Easter eggs – I find heavily story driven games can struggle for replay value, but The Bunker actually does well here because of its only collectible. Each time the player locates one of the carved figures that are left lying around the bunker, a memory sequence plays that reveals interesting (if not crucial) information about past life below ground. Sometimes the detail is incidental, pointing to the reason why the people of Britain fled underground in the first place, whilst on other occasions, the player learns more about life in the bunker itself. In either case, if you’ve been enjoying the story, you’ll want to find each and every one.
Here’s what I didn’t like
Quick time events – From the very first time I experienced a quick time event in a game like this, to the two or three that randomly spring up in The Bunker, I hate quick time events with a passion. Specific to The Bunker, QTE’s are frustrating because they are infrequent enough that it’s almost impossible to predict when they will occur. When they do, you’ll need to move a very slow cursor (you’ll turn it up after the first failure, I promise you) to a specific point on the screen and click, then hammer the pad. The hammering bit is uncommonly intense, but it is at least understandable when you fail – what really got my goat was the fact that if you start a QTE scene with the cursor in the wrong place, it can be simply impossible to race across the screen to where you need to be.
Change the channel – The Bunker is basically a movie. If you don’t like the movie, then that’s going to be a major drawback. I said before that it clearly wasn’t made to an unlimited budget, so there is a certain amount of B-Movie charm to the acting and effects in play that I found endearing, but any number of other people might think is just bad. Similarly, you may simply lack affinity for the characters and events portrayed therein.

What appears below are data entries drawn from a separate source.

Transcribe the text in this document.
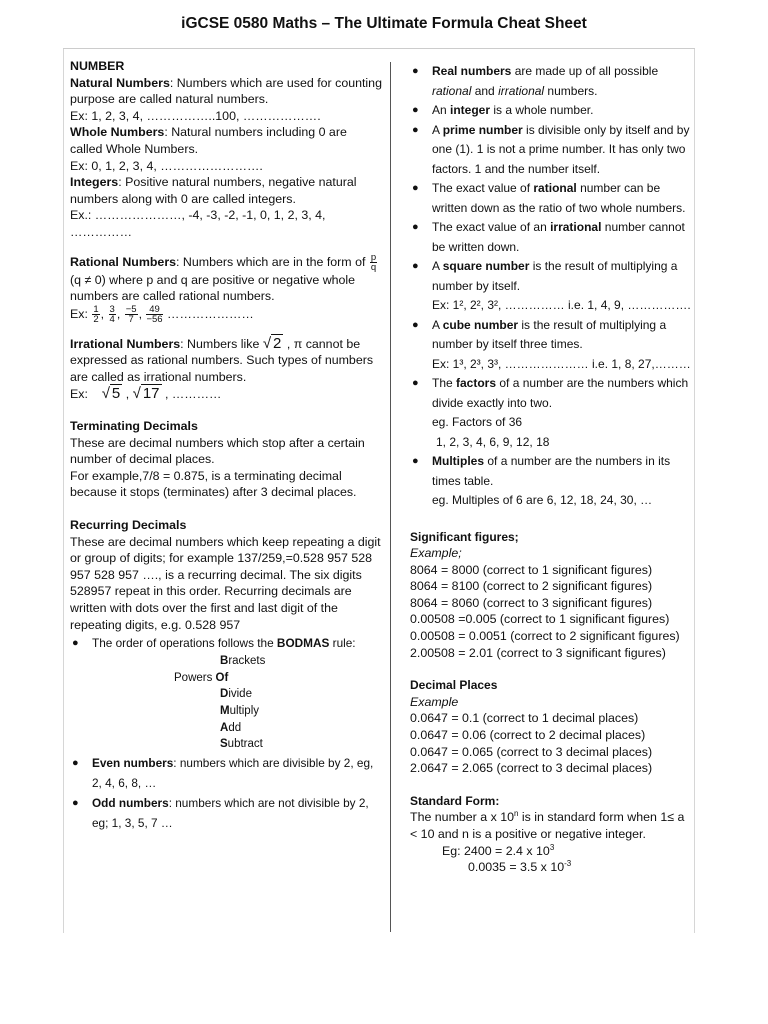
iGCSE 0580 Maths – The Ultimate Formula Cheat Sheet
NUMBER
Natural Numbers: Numbers which are used for counting purpose are called natural numbers.
Ex: 1, 2, 3, 4, ……………..100, ……………….
Whole Numbers: Natural numbers including 0 are called Whole Numbers.
Ex: 0, 1, 2, 3, 4, …………………….
Integers: Positive natural numbers, negative natural numbers along with 0 are called integers.
Ex.: …………………, -4, -3, -2, -1, 0, 1, 2, 3, 4, ……………
Rational Numbers: Numbers which are in the form of $\frac{p}{q}$
(q ≠ 0) where p and q are positive or negative whole numbers are called rational numbers.
Ex: $\frac{1}{2}$ , $\frac{3}{4}$ , $\frac{-5}{7}$ , $\frac{49}{-56}$ …………………
Irrational Numbers: Numbers like √ 2 , π cannot be expressed as rational numbers. Such types of numbers are called as irrational numbers.
Ex: √ 5 , √ 17 , …………
Terminating Decimals
These are decimal numbers which stop after a certain number of decimal places.
For example,7/8 = 0.875, is a terminating decimal because it stops (terminates) after 3 decimal places.
Recurring Decimals
These are decimal numbers which keep repeating a digit or group of digits; for example 137/259,=0.528 957 528 957 528 957 …., is a recurring decimal. The six digits 528957 repeat in this order. Recurring decimals are written with dots over the first and last digit of the repeating digits, e.g. 0.528 957
● The order of operations follows the BODMAS rule:
Brackets
Powers Of
Divide
Multiply
Add
Subtract
● Even numbers: numbers which are divisible by 2, eg, 2, 4, 6, 8, …
● Odd numbers: numbers which are not divisible by 2, eg; 1, 3, 5, 7 …
● Real numbers are made up of all possible rational and irrational numbers.
● An integer is a whole number.
● A prime number is divisible only by itself and by one (1). 1 is not a prime number. It has only two factors. 1 and the number itself.
● The exact value of rational number can be written down as the ratio of two whole numbers.
● The exact value of an irrational number cannot be written down.
● A square number is the result of multiplying a number by itself.
Ex: 1², 2², 3², …………… i.e. 1, 4, 9, …………….
● A cube number is the result of multiplying a number by itself three times.
Ex: 1³, 2³, 3³, ………………… i.e. 1, 8, 27,………
● The factors of a number are the numbers which divide exactly into two.
eg. Factors of 36
1, 2, 3, 4, 6, 9, 12, 18
● Multiples of a number are the numbers in its times table.
eg. Multiples of 6 are 6, 12, 18, 24, 30, …
Significant figures;
Example;
8064 = 8000 (correct to 1 significant figures)
8064 = 8100 (correct to 2 significant figures)
8064 = 8060 (correct to 3 significant figures)
0.00508 =0.005 (correct to 1 significant figures)
0.00508 = 0.0051 (correct to 2 significant figures)
2.00508 = 2.01 (correct to 3 significant figures)
Decimal Places
Example
0.0647 = 0.1 (correct to 1 decimal places)
0.0647 = 0.06 (correct to 2 decimal places)
0.0647 = 0.065 (correct to 3 decimal places)
2.0647 = 2.065 (correct to 3 decimal places)
Standard Form:
The number a x 10$^n$ is in standard form when 1≤ a < 10 and n is a positive or negative integer.
Eg: 2400 = 2.4 x $10^3$
0.0035 = 3.5 x $10^{-3}$
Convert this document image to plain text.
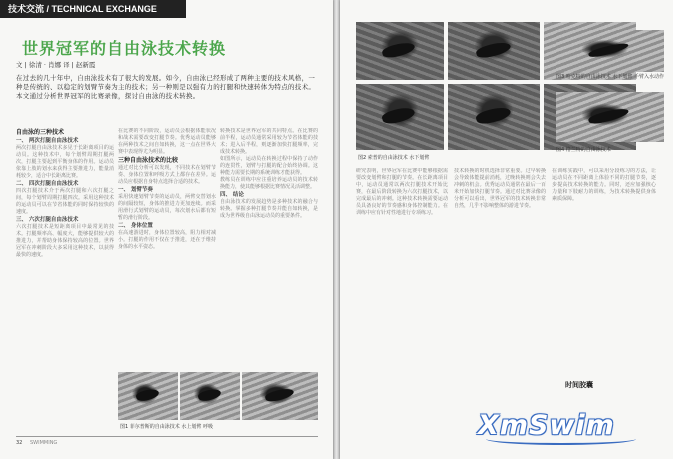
技术交流 / TECHNICAL EXCHANGE
世界冠军的自由泳技术转换
文 | 徐清 · 肖娜 译 | 赵新霞
在过去的几十年中，自由泳技术有了很大的发展。如今，自由泳已经形成了两种主要的技术风格，一种是传统的、以稳定的划臂节奏为主的技术；另一种则是以强有力的打腿和快速转体为特点的技术。本文通过分析世界冠军的比赛录像，探讨自由泳的技术转换。

自由泳的三种技术

一、 两次打腿自由泳技术

两次打腿自由泳技术多见于长距离项目的运动员。这种技术中，每个划臂周期打腿两次，打腿主要起到平衡身体的作用。运动员依靠上肢的划水来获得主要推进力，能量消耗较少，适合中长距离比赛。

二、 四次打腿自由泳技术

四次打腿技术介于两次打腿和六次打腿之间，每个划臂周期打腿四次。采用这种技术的运动员可以在节省体能的同时保持较快的速度。

三、 六次打腿自由泳技术

六次打腿技术是短距离项目中最常见的技术。打腿频率高、幅度大，能够提供较大的推进力，并帮助身体保持较高的位置。世界冠军在冲刺阶段大多采用这种技术，以获得最快的速度。

在比赛的不同阶段，运动员会根据体能状况和战术需要改变打腿节奏。优秀运动员能够在两种技术之间自如转换，这一点在世界大赛中表现得尤为明显。

三种自由泳技术的比较

通过对比分析可以发现，不同技术在划臂节奏、身体位置和呼吸方式上都存在差异。运动员应根据自身特点选择合适的技术。

一、 划臂节奏

采用快速划臂节奏的运动员，两臂交替划水的间隔较短，身体的推进力更加连续。而采用滑行式划臂的运动员，每次划水后都有短暂的滑行阶段。

二、 身体位置

在高速游进时，身体位置较高，阻力相对减小。打腿的作用不仅在于推进，还在于维持身体的水平姿态。

转换技术是世界冠军的共同特点。在比赛的前半程，运动员通常采用较为节省体能的技术；进入后半程，则逐渐加快打腿频率，完成技术转换。

如图所示，运动员在转换过程中保持了动作的连贯性，划臂与打腿的配合始终协调。这种能力需要长期的系统训练才能获得。

教练员在训练中应注重培养运动员的技术转换能力，使其能够根据比赛情况灵活调整。

四、 结论

自由泳技术的发展趋势是多种技术的融合与转换。掌握多种打腿节奏并能自如转换，是成为世界级自由泳运动员的重要条件。

图1 菲尔普斯的自由泳技术 水上划臂 呼吸
32 SWIMMING
图2 索普的自由泳技术 水下划臂

研究表明，世界冠军在比赛中能够根据需要改变划臂和打腿的节奏。在长距离项目中，运动员通常以两次打腿技术开始比赛，在最后阶段转换为六次打腿技术，以完成最后的冲刺。这种技术转换需要运动员具备良好的节奏感和身体控制能力。在训练中应有针对性地进行专项练习。

技术转换的时机选择非常重要。过早转换会导致体能提前消耗，过晚转换则会失去冲刺的机会。优秀运动员通常在最后一百米开始加快打腿节奏。通过对比赛录像的分析可以看出，世界冠军的技术转换非常自然，几乎不影响整体的游进节奏。

在训练实践中，可以采用分段练习的方法，让运动员在不同距离上体验不同的打腿节奏，逐步提高技术转换的能力。同时，还应加强核心力量和下肢耐力的训练，为技术转换提供身体素质保障。

图3 哈克特的自由泳技术 水下划臂 手臂入水动作
图4 格兰特的自由泳技术
时间胶囊
XmSwim
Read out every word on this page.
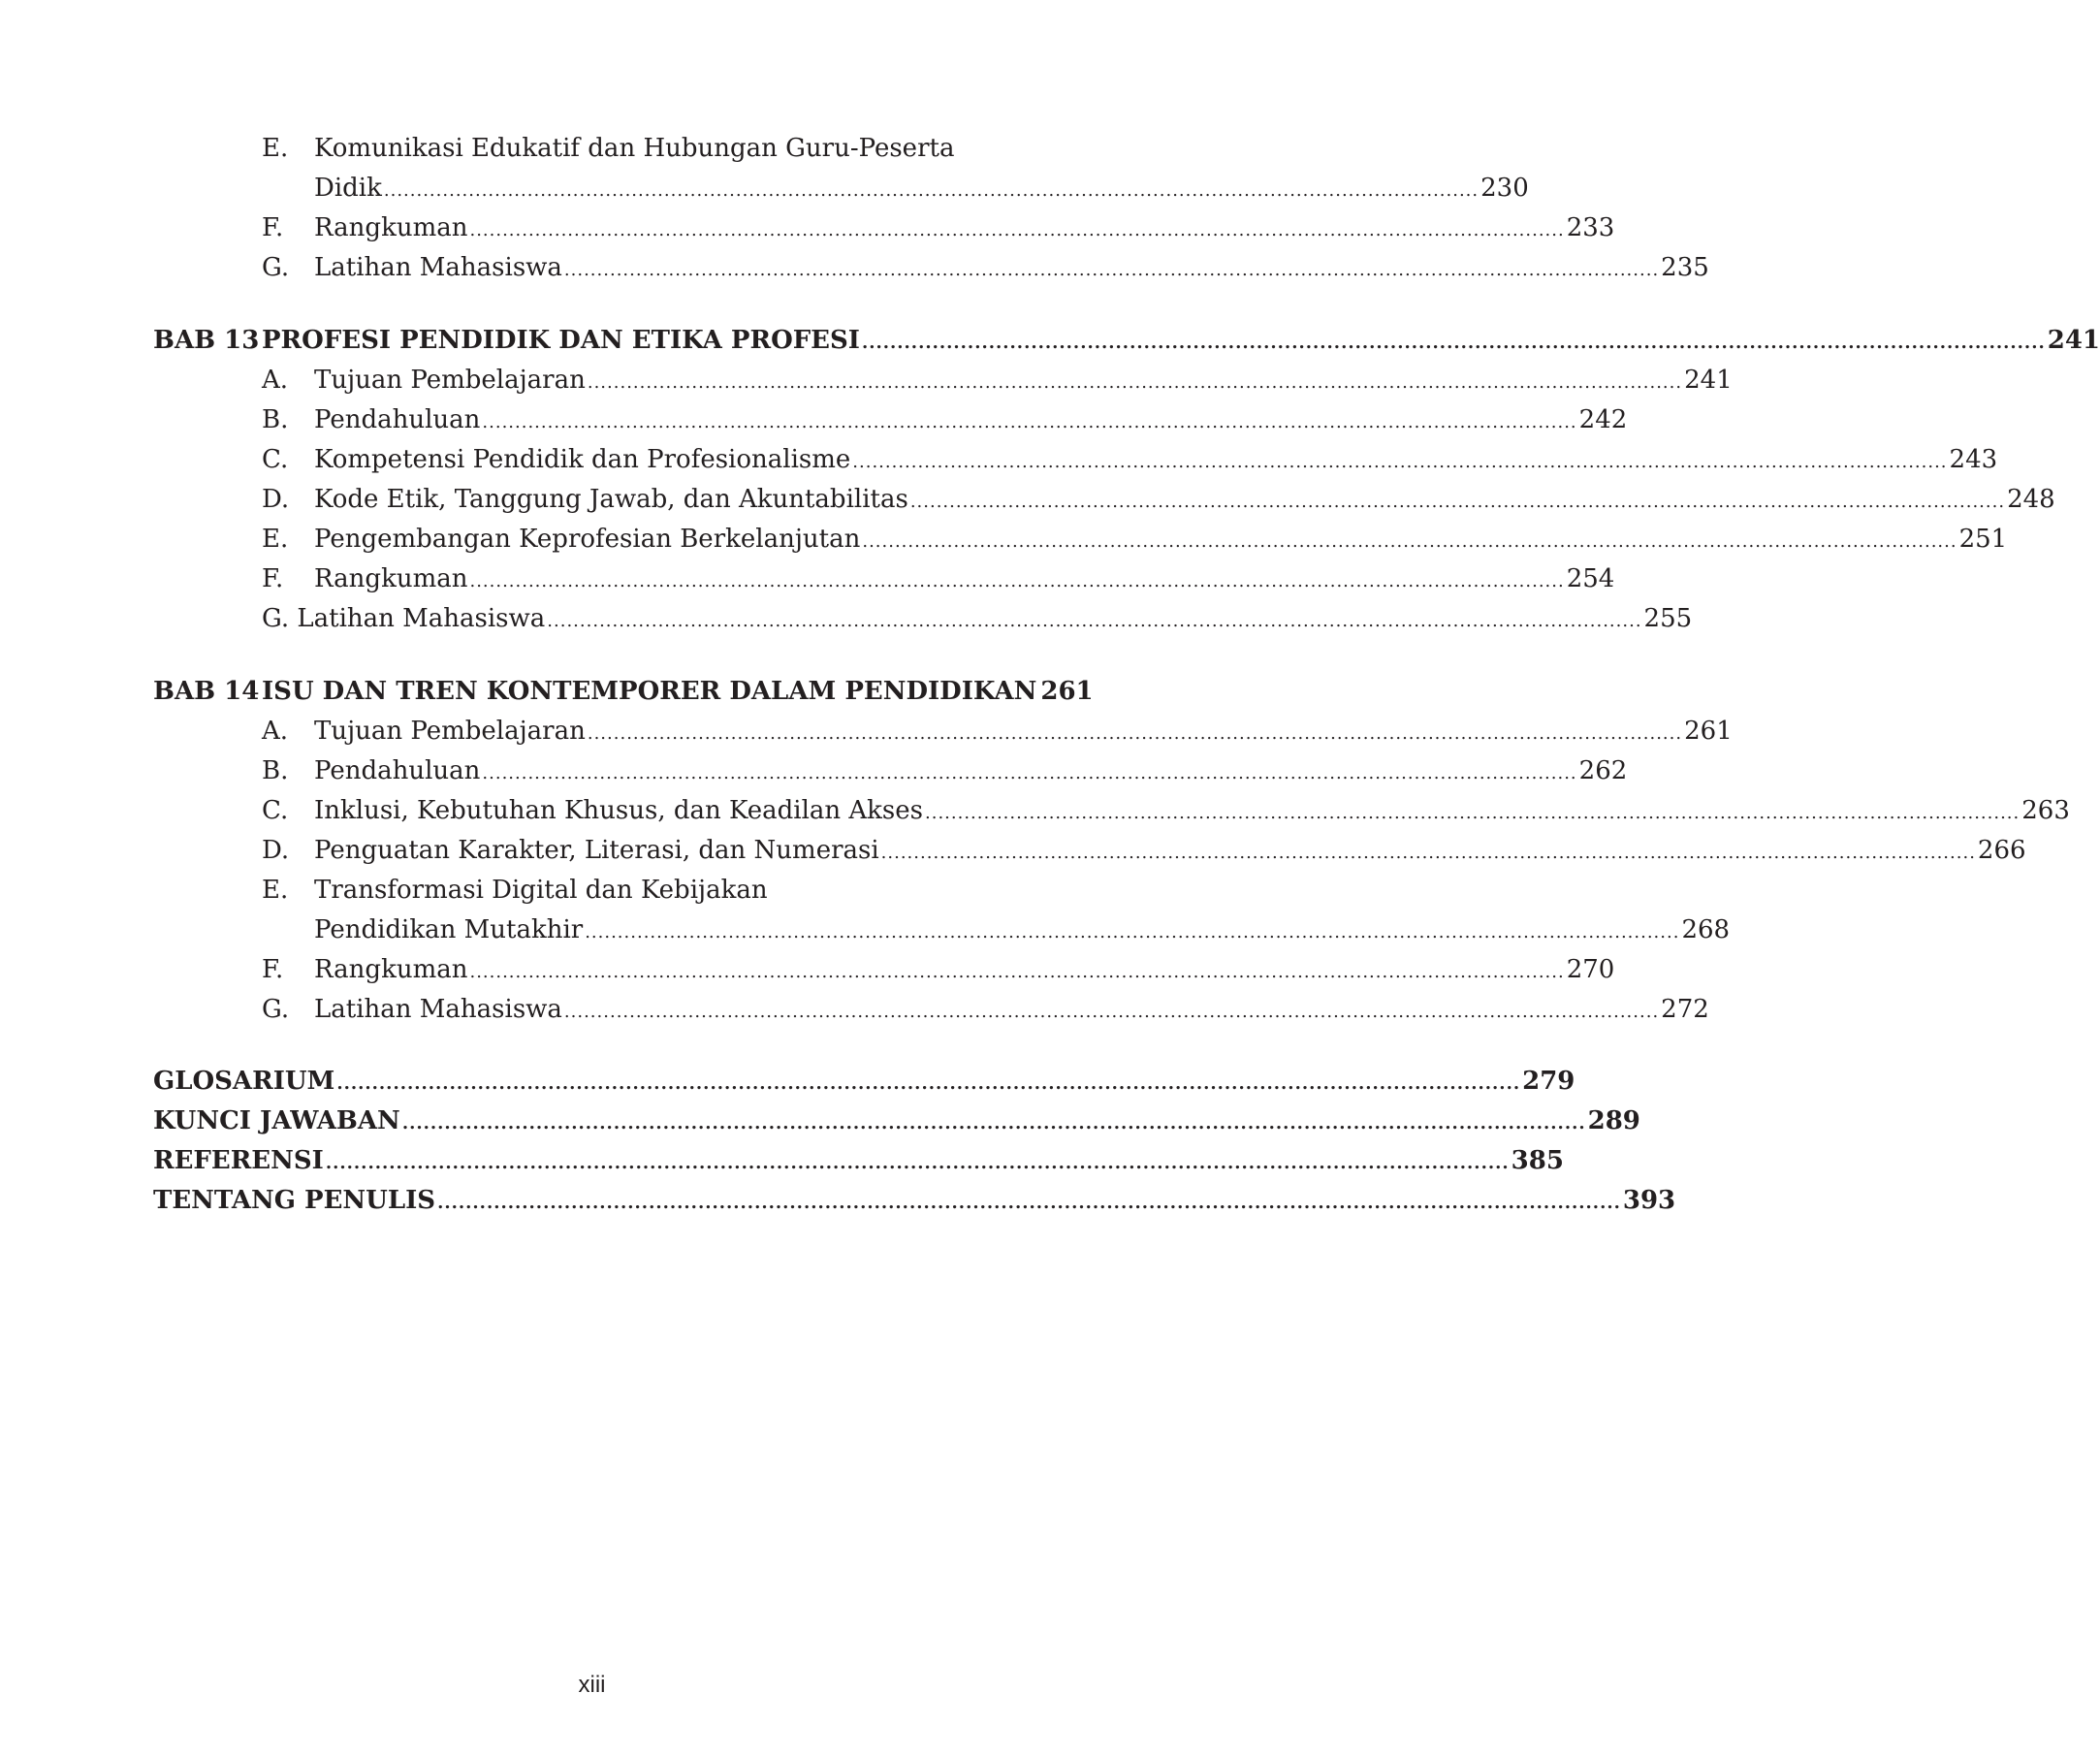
E. Komunikasi Edukatif dan Hubungan Guru-Peserta
Didik ........................................................................................................................................................................ 230
F. Rangkuman ........................................................................................................................................................................ 233
G. Latihan Mahasiswa ........................................................................................................................................................................ 235
BAB 13 PROFESI PENDIDIK DAN ETIKA PROFESI ........................................................................................................................................................................ 241
A. Tujuan Pembelajaran ........................................................................................................................................................................ 241
B. Pendahuluan ........................................................................................................................................................................ 242
C. Kompetensi Pendidik dan Profesionalisme ........................................................................................................................................................................ 243
D. Kode Etik, Tanggung Jawab, dan Akuntabilitas ........................................................................................................................................................................ 248
E. Pengembangan Keprofesian Berkelanjutan ........................................................................................................................................................................ 251
F. Rangkuman ........................................................................................................................................................................ 254
G. Latihan Mahasiswa ........................................................................................................................................................................ 255
BAB 14 ISU DAN TREN KONTEMPORER DALAM PENDIDIKAN 261
A. Tujuan Pembelajaran ........................................................................................................................................................................ 261
B. Pendahuluan ........................................................................................................................................................................ 262
C. Inklusi, Kebutuhan Khusus, dan Keadilan Akses ........................................................................................................................................................................ 263
D. Penguatan Karakter, Literasi, dan Numerasi ........................................................................................................................................................................ 266
E. Transformasi Digital dan Kebijakan
Pendidikan Mutakhir ........................................................................................................................................................................ 268
F. Rangkuman ........................................................................................................................................................................ 270
G. Latihan Mahasiswa ........................................................................................................................................................................ 272
GLOSARIUM ........................................................................................................................................................................ 279
KUNCI JAWABAN ........................................................................................................................................................................ 289
REFERENSI ........................................................................................................................................................................ 385
TENTANG PENULIS ........................................................................................................................................................................ 393
xiii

Reviewing The Bunker is a bit like reviewing a movie. I’ve played it once, but like a good movie, I will want to experience it again sometime in the hopes that I catch a few of the little details that I might have missed first time around. It isn’t a fantastic game though, and so I don’t have any intention to play it again right away. I also feel like the $20 price tag is a bit excessive for perhaps two to three hours of activity. If you like what you read, then dive in. If not, spend your money elsewhere as this title will be very divisive.
Score: Reader’s Choice
The Bunker was developed and published by Wales Interactive on Xbox One. It releases on September 23 2016 for $19.99. A copy was provided for review purposes.